Phylogenetic analysis of complete genome and three ORFs. a Phylogenetic tree based on the complete genome of GAstV JS2019/China strain with other 49 reference strains from diverse avian species was constructed in MEGA 5.0 using the Maximum-Likelihood method with 1,000 bootstrap replicates. The isolated GAstV strain was indicated by black shaded triangle “▲”. bd Phylogenetic trees were constructed in MEGA 5.0 using the neighbor-joining method, based on the amino acid sequence of ORF1a, ORF1b, and ORF2 GAstV JS2019/China strain with other reference strains same as above AAstVs, respectively

Amino acid polymorphism analysis

To further observe the divergences in ORFs among the newly isolated strain and other GAstV strains, we aligned the amino acid sequences of three ORFs and found the different amino acids (Table 4). The results demonstrated that ORF1b appeared to be a conserved domain with rare mutations. While ORF1a and ORF2 had more polymorphisms compared with other GAstV strains. The L149M and K736E mutations were located in ORF1a and the trypsin-like peptidase domain had a variable site at 505. Notably, the T107I, F342S, and S606P mutations of ORF2 are located in capsid N domain and capsid p2 domain, respectively.
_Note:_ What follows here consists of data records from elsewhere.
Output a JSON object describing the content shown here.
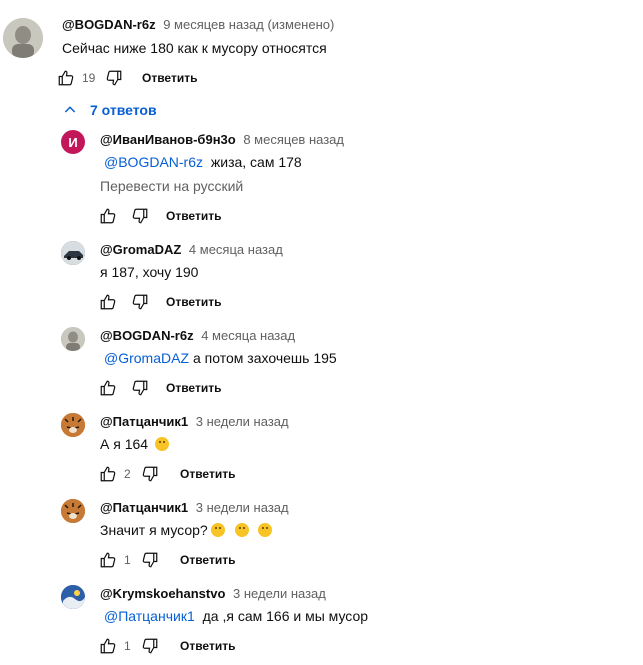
{
  "top_comment": {
    "author": "@BOGDAN-r6z",
    "time": "9 месяцев назад (изменено)",
    "text": "Сейчас ниже 180 как к мусору относятся",
    "likes": "19",
    "reply_label": "Ответить",
    "avatar_color": "#bdbcb4"
  },
  "replies_toggle": {
    "label": "7 ответов",
    "icon": "chevron-up-icon"
  },
  "replies": [
    {
      "author": "@ИванИванов-б9н3о",
      "time": "8 месяцев назад",
      "mention": "@BOGDAN-r6z",
      "text": " жиза, сам 178",
      "translate": "Перевести на русский",
      "likes": "",
      "reply_label": "Ответить",
      "avatar_letter": "И",
      "avatar_color": "#c2185b"
    },
    {
      "author": "@GromaDAZ",
      "time": "4 месяца назад",
      "mention": "",
      "text": "я 187, хочу 190",
      "likes": "",
      "reply_label": "Ответить",
      "avatar_color": "#3c4a55"
    },
    {
      "author": "@BOGDAN-r6z",
      "time": "4 месяца назад",
      "mention": "@GromaDAZ",
      "text": "а потом захочешь 195",
      "likes": "",
      "reply_label": "Ответить",
      "avatar_color": "#bdbcb4"
    },
    {
      "author": "@Патцанчик1",
      "time": "3 недели назад",
      "mention": "",
      "text": "А я 164",
      "emoji_count": 1,
      "likes": "2",
      "reply_label": "Ответить",
      "avatar_color": "#a0602a"
    },
    {
      "author": "@Патцанчик1",
      "time": "3 недели назад",
      "mention": "",
      "text": "Значит я мусор?",
      "emoji_count": 3,
      "likes": "1",
      "reply_label": "Ответить",
      "avatar_color": "#a0602a"
    },
    {
      "author": "@Krymskoehanstvo",
      "time": "3 недели назад",
      "mention": "@Патцанчик1",
      "text": " да ,я сам 166 и мы мусор",
      "likes": "1",
      "reply_label": "Ответить",
      "avatar_color": "#2d5fa8"
    }
  ]
}
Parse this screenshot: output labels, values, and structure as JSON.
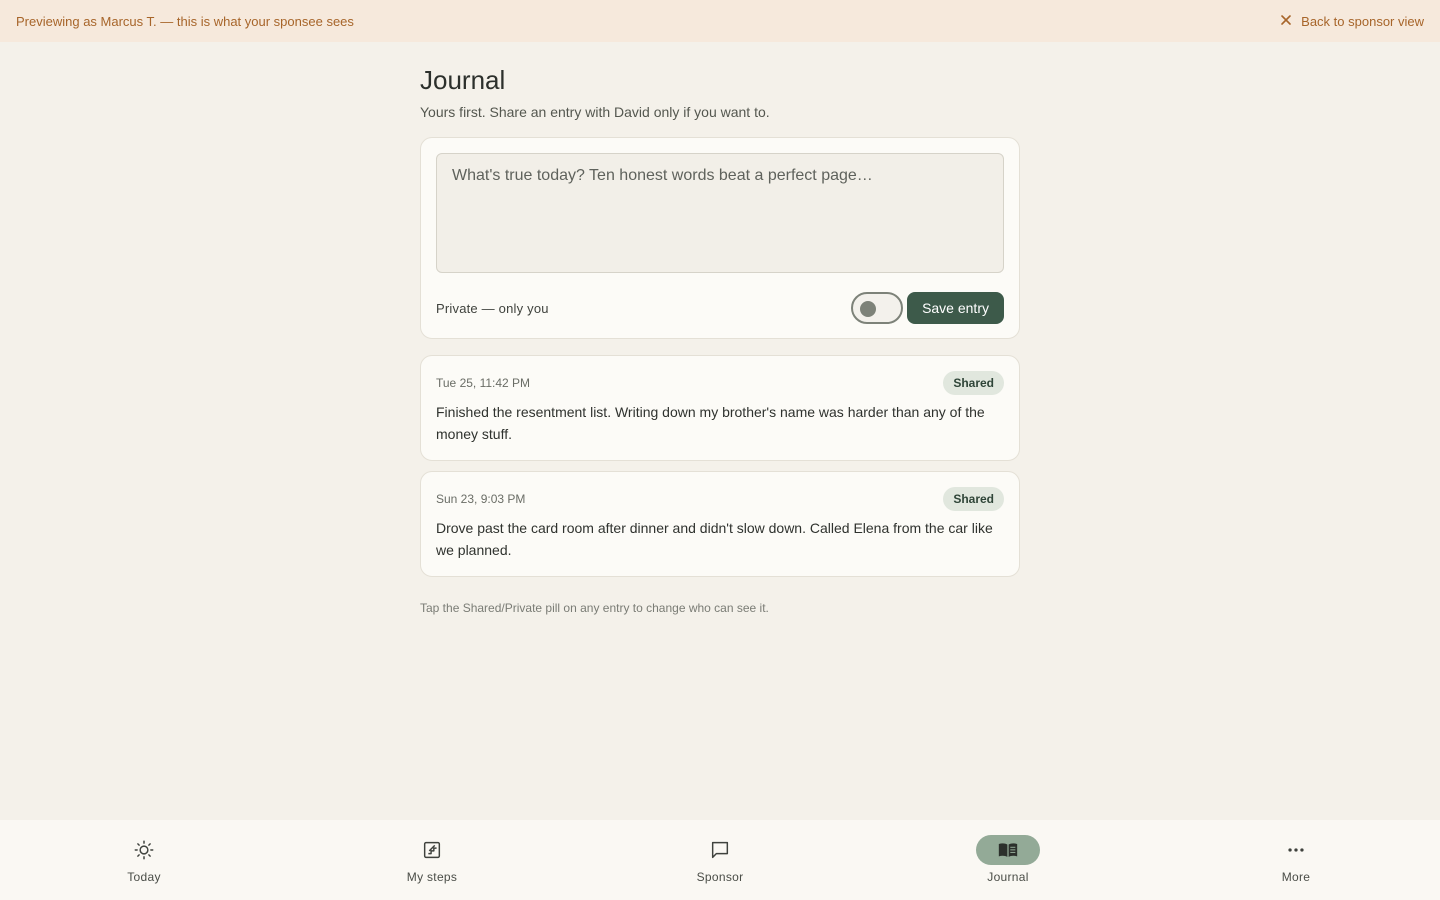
{
  "banner": {
    "preview_text": "Previewing as Marcus T. — this is what your sponsee sees",
    "back_label": "Back to sponsor view"
  },
  "page": {
    "title": "Journal",
    "subtitle": "Yours first. Share an entry with David only if you want to."
  },
  "composer": {
    "placeholder": "What's true today? Ten honest words beat a perfect page…",
    "value": "",
    "privacy_label": "Private — only you",
    "toggle_on": false,
    "save_label": "Save entry"
  },
  "entries": [
    {
      "date": "Tue 25, 11:42 PM",
      "visibility": "Shared",
      "text": "Finished the resentment list. Writing down my brother's name was harder than any of the money stuff."
    },
    {
      "date": "Sun 23, 9:03 PM",
      "visibility": "Shared",
      "text": "Drove past the card room after dinner and didn't slow down. Called Elena from the car like we planned."
    }
  ],
  "hint": "Tap the Shared/Private pill on any entry to change who can see it.",
  "nav": {
    "items": [
      {
        "label": "Today",
        "icon": "sun-icon",
        "active": false
      },
      {
        "label": "My steps",
        "icon": "steps-icon",
        "active": false
      },
      {
        "label": "Sponsor",
        "icon": "chat-icon",
        "active": false
      },
      {
        "label": "Journal",
        "icon": "book-icon",
        "active": true
      },
      {
        "label": "More",
        "icon": "more-icon",
        "active": false
      }
    ]
  },
  "colors": {
    "background": "#f4f1ea",
    "banner_bg": "#f6e9dc",
    "banner_text": "#a7652a",
    "primary": "#3d5a4a",
    "active_nav_pill": "#93aa97",
    "shared_pill_bg": "#e1e7de"
  }
}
Meanwhile, these mutations of ORF1a and ORF2 changed the amino acid polarity. The impact of these mutations on viral protease capacity and antigenicity needs further investigation.

Table 4 Amino acid differences of ORF1a and ORF2 among GAstV JS2019/China and other GAstVs

Capsid spike domain’s comparison of JS2019/China and HAstV-8

As the crystal structure of the GAstV has not been reported, we employed the Phyre2 website to predict the capsid spike structure of JS2019/China and analyzed the results with published crystal structures of the TAstV-2 and HAstV-8 spike domain [21, 22] (Fig. 4a-b). The capsid spike structure of JS2019/China is composed of two domains, namely the S domain (residues 66 to 249) and the P1 domain (residues 250 to 396). The S domain was mostly conserved and usually including a typical jelly-roll β-barrel fold (strands 1 to 8) [16, 23, 24]. The P1 domain contains partly conserved motifs, such as the α6 loop, the β12-α8 loop, and the β13 loop. As shown in the Fig. 4c, although the amino acid sequence of HAstV-8 (GenBank accession number AF260508) has a low identity with JS2019/China, the capsid spike structure of GAstV JS2019/China is much more similar with HAstV-8 compared to TAstV-2. JS2019/China has two α-helices different from HAstV-8, indicating that the capsid protein is specifically. The C terminal of the P1 domain was a similar structure, which was located externally near the S-P1 domain interface and was expected to connect the P2 domain [25].

Fig. 4
figure 4

Structure of GAstV JS2019/China. a Secondary structure assignment of capsid spike of JS2019/China, 66aa-396aa. α, α-helices; β, β-strands. b Predicted capsid spike structure of GAstV JS2019/China. c The alignment between predicted structure and HAstV-8 (PDB entries 5ibv). The HAstV-8 structure is colored in blue. GAstV JS2019/China structures were helix in red, beta sheet in yellow, and loop in aquamarine

Discussion

The goose industry is an important component of the poultry industry in China and avian gout is a major metabolic disease caused by avian astrovirus. In our study, we detected and isolated a novel GAstV strain and it was propagated successfully in goose embryos, but not duck embryos. The complete genome showed a classical structure arrangement. Genetic and phylogenetic analysis manifested that the JS2019/China strain was classified into the GAstV-1 group, which was closely related to TAstV-2 and DAstV-1. The sequence analysis also showed a high identity between the isolated strain and GAstV Guangdong strain. Perhaps, the development of modern transportation brings more challenges for the prevention and control of virus infection. As no antiserum or detection kit is specifically designed for GAstV currently [14], so our analysis of the mutations located in ORF2 may provide clues for understanding the pathogenic mechanism and helping for the effective vaccine development. Furthermore, the P1 domain, especially the highly conserved motifs mentioned above, might be immunogenic and contain neutralization epitopes as reported about HAstV-8. These predictions will be emphatically explored in the future researches.